Bill Gates-controlled investment firm plans to build smart city in Arizona desert
What’s currently a swathe of Arizona desert will become the first smart city built from scratch.
Belmont Partners, a real estate investment group, has purchased a 24,800 acre piece of land west of Phoenix with plans to invest at least $80 million into building a smart city from scratch, NBC News reports. The proposed name of the city is currently Belmont.
“This is a very long-term investment that has attracted a West Coast technology and real estate investor,” Grady Gammage, a real estate attorney representing Belmont Partners, said in a statement, per AZCentral.
Gammage wouldn’t name the investor, but Microsoft co-founder Bill Gates’ Cascade Investment LLC controls Belmont Partners, AZCentral reports.

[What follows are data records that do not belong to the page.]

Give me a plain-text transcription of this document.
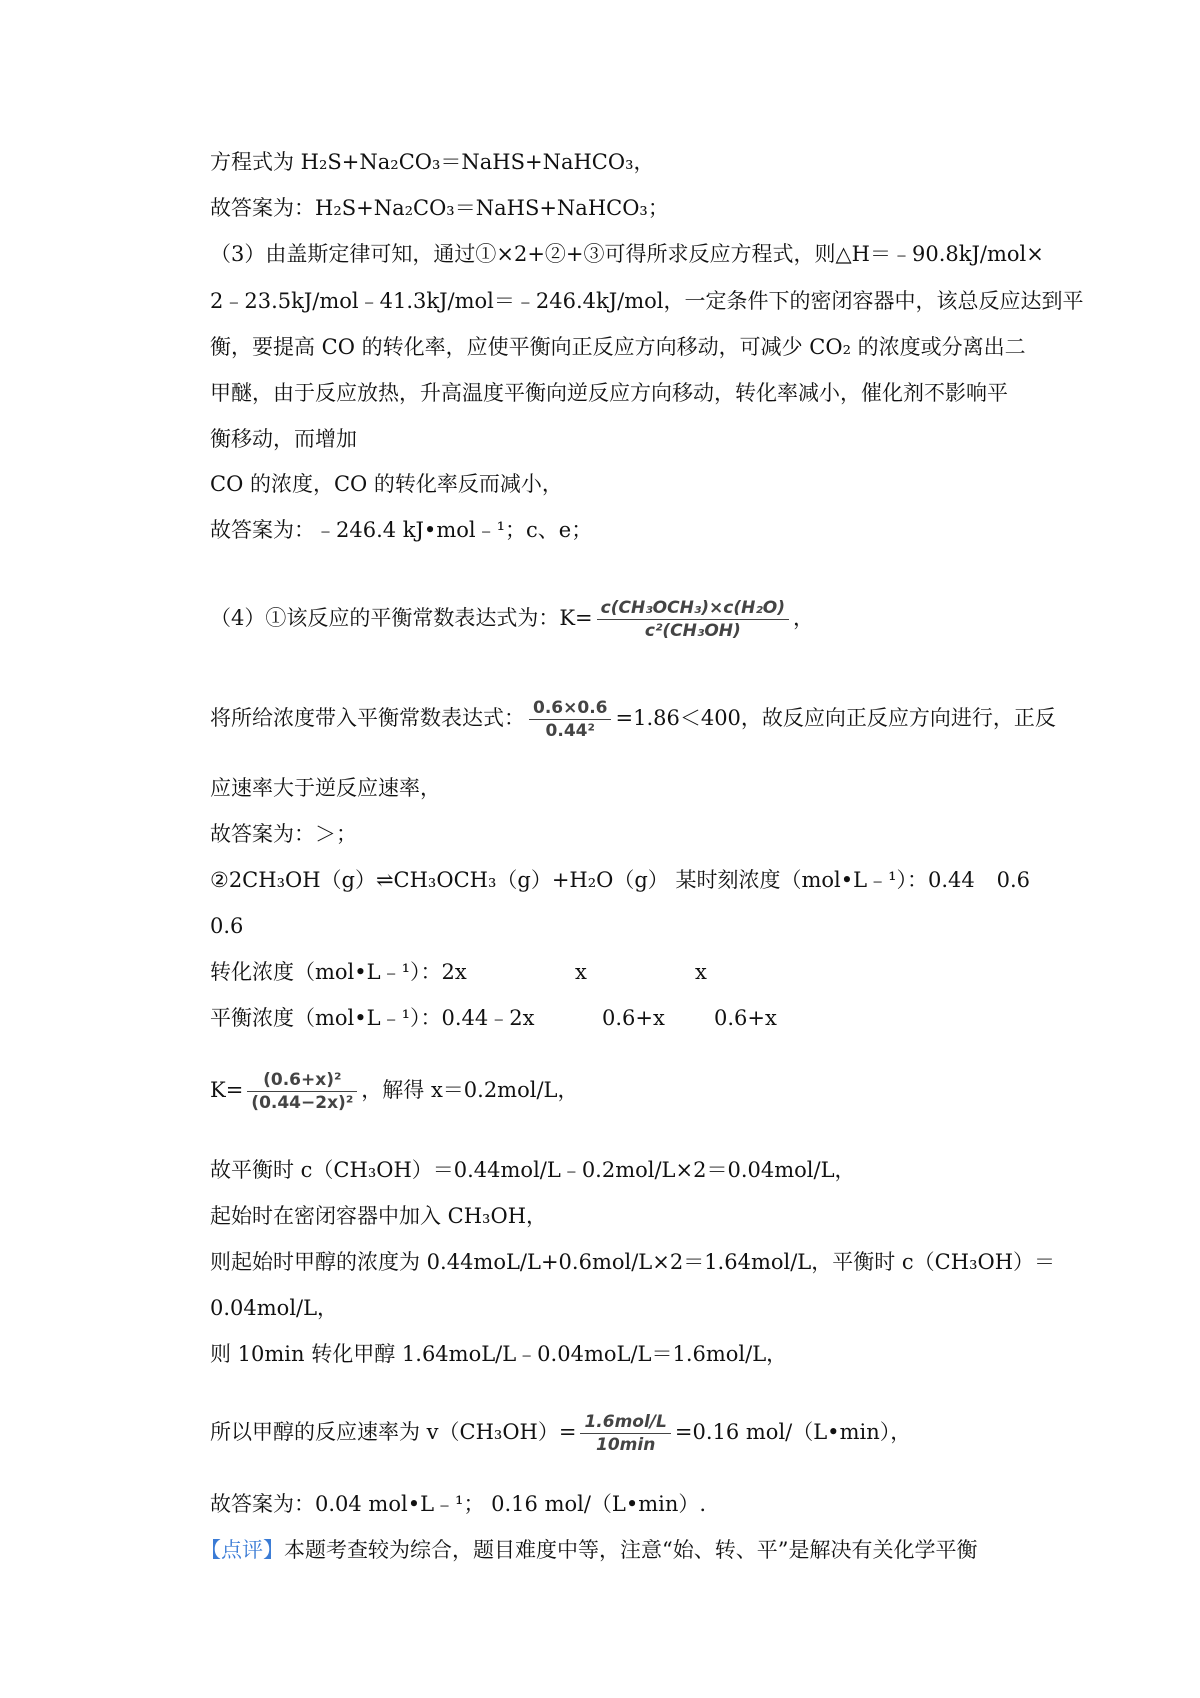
方程式为 H₂S+Na₂CO₃＝NaHS+NaHCO₃，
故答案为：H₂S+Na₂CO₃＝NaHS+NaHCO₃；
（3）由盖斯定律可知，通过①×2+②+③可得所求反应方程式，则△H＝﹣90.8kJ/mol×
2﹣23.5kJ/mol﹣41.3kJ/mol＝﹣246.4kJ/mol，一定条件下的密闭容器中，该总反应达到平
衡，要提高 CO 的转化率，应使平衡向正反应方向移动，可减少 CO₂ 的浓度或分离出二
甲醚，由于反应放热，升高温度平衡向逆反应方向移动，转化率减小，催化剂不影响平
衡移动，而增加
CO 的浓度，CO 的转化率反而减小，
故答案为：﹣246.4 kJ•mol﹣¹；c、e；
（4）①该反应的平衡常数表达式为：$K= \frac{\text{c(CH₃OCH₃)×c(H₂O)}}{\text{c²(CH₃OH)}}$ ，
将所给浓度带入平衡常数表达式： $\frac{0.6\times 0.6}{\text{0.44²}} =1.86<400$，故反应向正反应方向进行，正反
应速率大于逆反应速率，
故答案为：＞；
②2CH₃OH（g）⇌CH₃OCH₃（g）+H₂O（g） 某时刻浓度（mol•L﹣¹）：0.44 0.6
0.6
转化浓度（mol•L﹣¹）：2x	x	x
平衡浓度（mol•L﹣¹）：0.44﹣2x	0.6+x 0.6+x
$K= \frac{\text{(0.6+x)²}}{\text{(0.44−2x)²}}$ ，解得 x＝0.2mol/L，
故平衡时 c（CH₃OH）＝0.44mol/L﹣0.2mol/L×2＝0.04mol/L，
起始时在密闭容器中加入 CH₃OH，
则起始时甲醇的浓度为 0.44moL/L+0.6mol/L×2＝1.64mol/L，平衡时 c（CH₃OH）＝
0.04mol/L，
则 10min 转化甲醇 1.64moL/L﹣0.04moL/L＝1.6mol/L，
所以甲醇的反应速率为 $v(CH_3OH)= \frac{\text{1.6mol/L}}{10\min} =0.16$ mol/（L•min），
故答案为：0.04 mol•L﹣¹； 0.16 mol/（L•min）.
【点评】本题考查较为综合，题目难度中等，注意“始、转、平”是解决有关化学平衡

The smart city plans currently include 80,000 homes, devoting 3,400 acres to office, commercial and retail space and earmarking 470 acres for public schools, AZ Family reports.
A proposed Interstate 11 corridor would provide five miles of interstate through the Belmont area, according to AZCentral. The city is projected to be comparable in size to Tempe, Ariz., which has about 182,000 residents, according to CNN.

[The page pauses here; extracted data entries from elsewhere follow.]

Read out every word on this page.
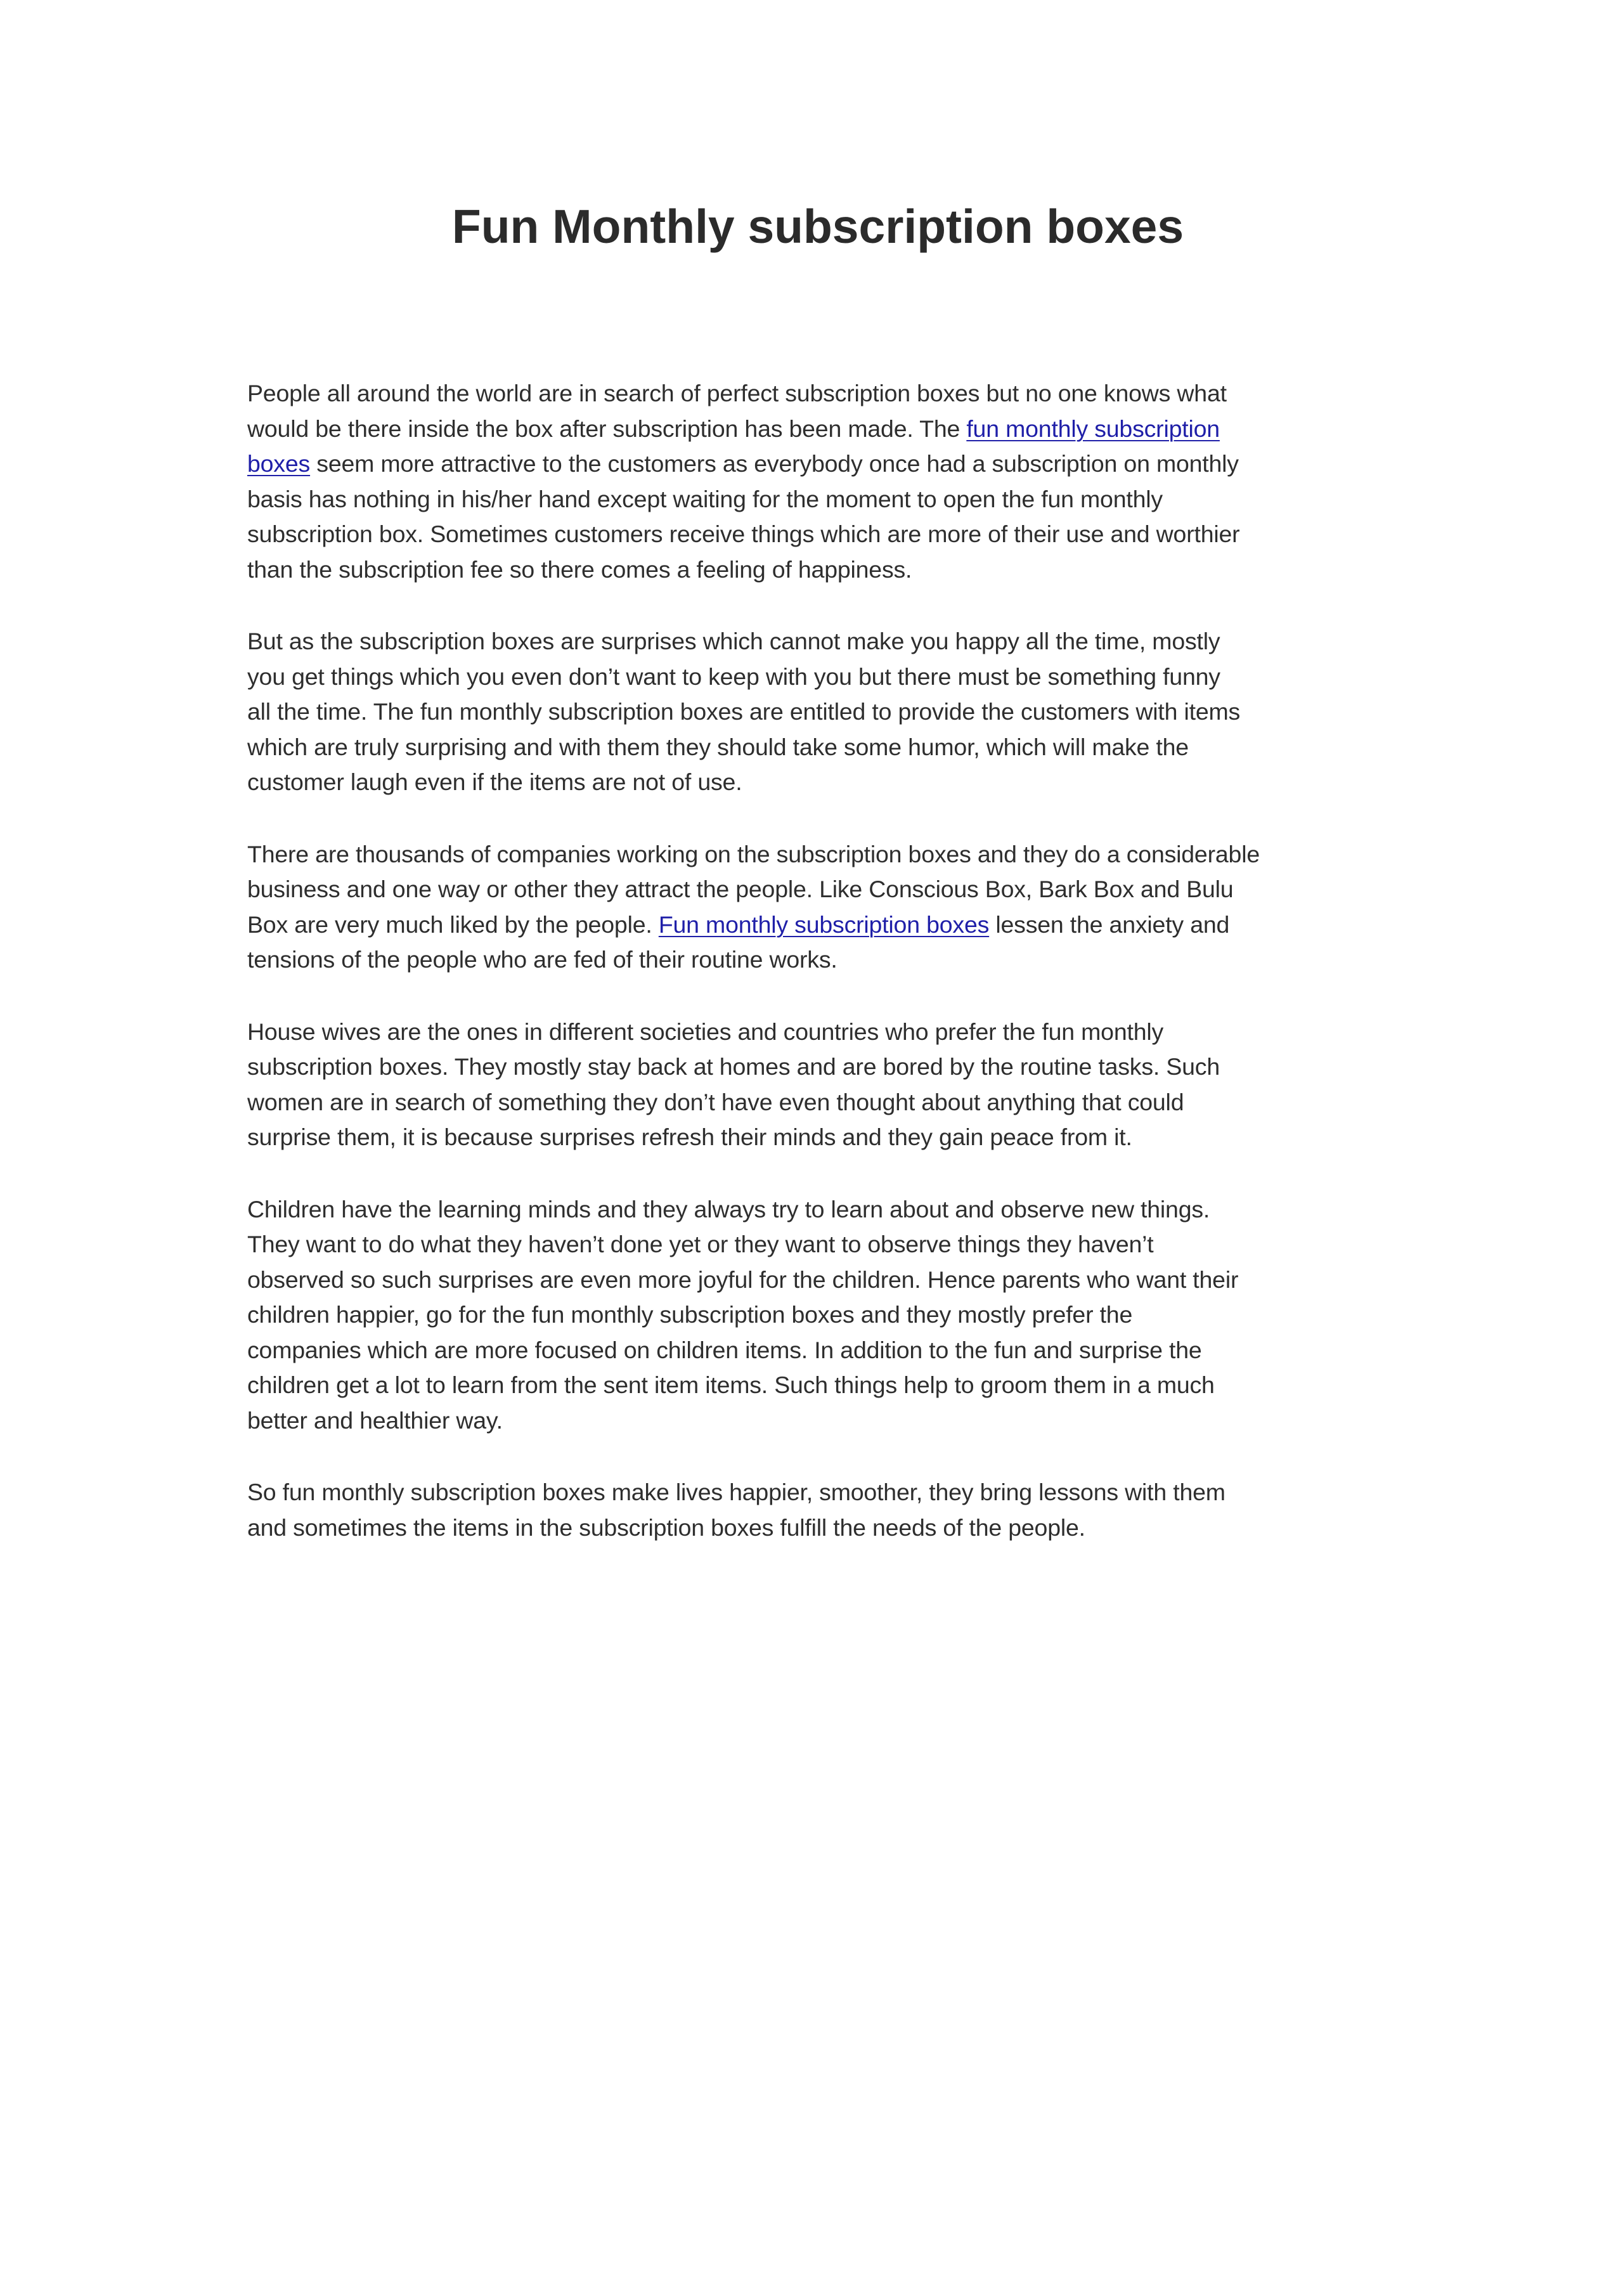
Fun Monthly subscription boxes

People all around the world are in search of perfect subscription boxes but no one knows what
would be there inside the box after subscription has been made. The fun monthly subscription
boxes seem more attractive to the customers as everybody once had a subscription on monthly
basis has nothing in his/her hand except waiting for the moment to open the fun monthly
subscription box. Sometimes customers receive things which are more of their use and worthier
than the subscription fee so there comes a feeling of happiness.

But as the subscription boxes are surprises which cannot make you happy all the time, mostly
you get things which you even don’t want to keep with you but there must be something funny
all the time. The fun monthly subscription boxes are entitled to provide the customers with items
which are truly surprising and with them they should take some humor, which will make the
customer laugh even if the items are not of use.

There are thousands of companies working on the subscription boxes and they do a considerable
business and one way or other they attract the people. Like Conscious Box, Bark Box and Bulu
Box are very much liked by the people. Fun monthly subscription boxes lessen the anxiety and
tensions of the people who are fed of their routine works.

House wives are the ones in different societies and countries who prefer the fun monthly
subscription boxes. They mostly stay back at homes and are bored by the routine tasks. Such
women are in search of something they don’t have even thought about anything that could
surprise them, it is because surprises refresh their minds and they gain peace from it.

Children have the learning minds and they always try to learn about and observe new things.
They want to do what they haven’t done yet or they want to observe things they haven’t
observed so such surprises are even more joyful for the children. Hence parents who want their
children happier, go for the fun monthly subscription boxes and they mostly prefer the
companies which are more focused on children items. In addition to the fun and surprise the
children get a lot to learn from the sent item items. Such things help to groom them in a much
better and healthier way.

So fun monthly subscription boxes make lives happier, smoother, they bring lessons with them
and sometimes the items in the subscription boxes fulfill the needs of the people.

The “forward-thinking community with a communication and infrastructure spine that embraces cutting-edge technology” will also contain data centers, autonomous fleets, autonomous logistics hubs, new manufacturing and distribution paradigms and high-speed digital networks, according to a Belmont Partners statement and CBS News.
Altogether, the project “will transform a raw, blank slate into a purpose-built edge city built around a flexible infrastructure model,” according to a statement from Belmont Partners, per NBC.

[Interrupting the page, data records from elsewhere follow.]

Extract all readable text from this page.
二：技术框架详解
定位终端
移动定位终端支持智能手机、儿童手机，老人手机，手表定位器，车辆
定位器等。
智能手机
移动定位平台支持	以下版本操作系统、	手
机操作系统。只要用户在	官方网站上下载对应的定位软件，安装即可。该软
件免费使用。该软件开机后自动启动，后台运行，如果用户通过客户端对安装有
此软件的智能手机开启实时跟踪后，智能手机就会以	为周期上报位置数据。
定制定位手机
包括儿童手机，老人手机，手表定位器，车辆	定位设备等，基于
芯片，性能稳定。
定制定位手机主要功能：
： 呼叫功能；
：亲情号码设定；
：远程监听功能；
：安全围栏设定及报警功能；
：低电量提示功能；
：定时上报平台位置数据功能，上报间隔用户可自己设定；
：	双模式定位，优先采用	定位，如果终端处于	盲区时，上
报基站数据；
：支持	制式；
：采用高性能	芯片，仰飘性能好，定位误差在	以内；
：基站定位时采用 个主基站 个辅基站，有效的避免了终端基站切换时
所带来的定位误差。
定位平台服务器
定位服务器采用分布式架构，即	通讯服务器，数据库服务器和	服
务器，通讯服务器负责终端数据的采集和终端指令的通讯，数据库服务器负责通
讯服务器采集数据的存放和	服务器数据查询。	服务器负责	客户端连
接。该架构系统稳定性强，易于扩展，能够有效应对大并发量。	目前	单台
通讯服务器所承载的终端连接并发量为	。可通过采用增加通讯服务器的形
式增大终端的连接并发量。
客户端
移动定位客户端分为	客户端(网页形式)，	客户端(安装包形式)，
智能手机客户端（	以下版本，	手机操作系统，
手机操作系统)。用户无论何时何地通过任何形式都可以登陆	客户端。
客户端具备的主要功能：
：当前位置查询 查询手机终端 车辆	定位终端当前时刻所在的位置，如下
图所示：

With several technology companies like Uber, Waymo and Intel testing autonomous vehicles there, Arizona is known to be a technology-friendly state, according to CNN.
”If you asked people five years ago, 'Will there be unmanned automobiles driving around Phoenix and the Valley?' they'd have said you're nuts," Ron Schott of the Arizona Technology Council told AZ Family. "But guess what, we've had that now for quite some time."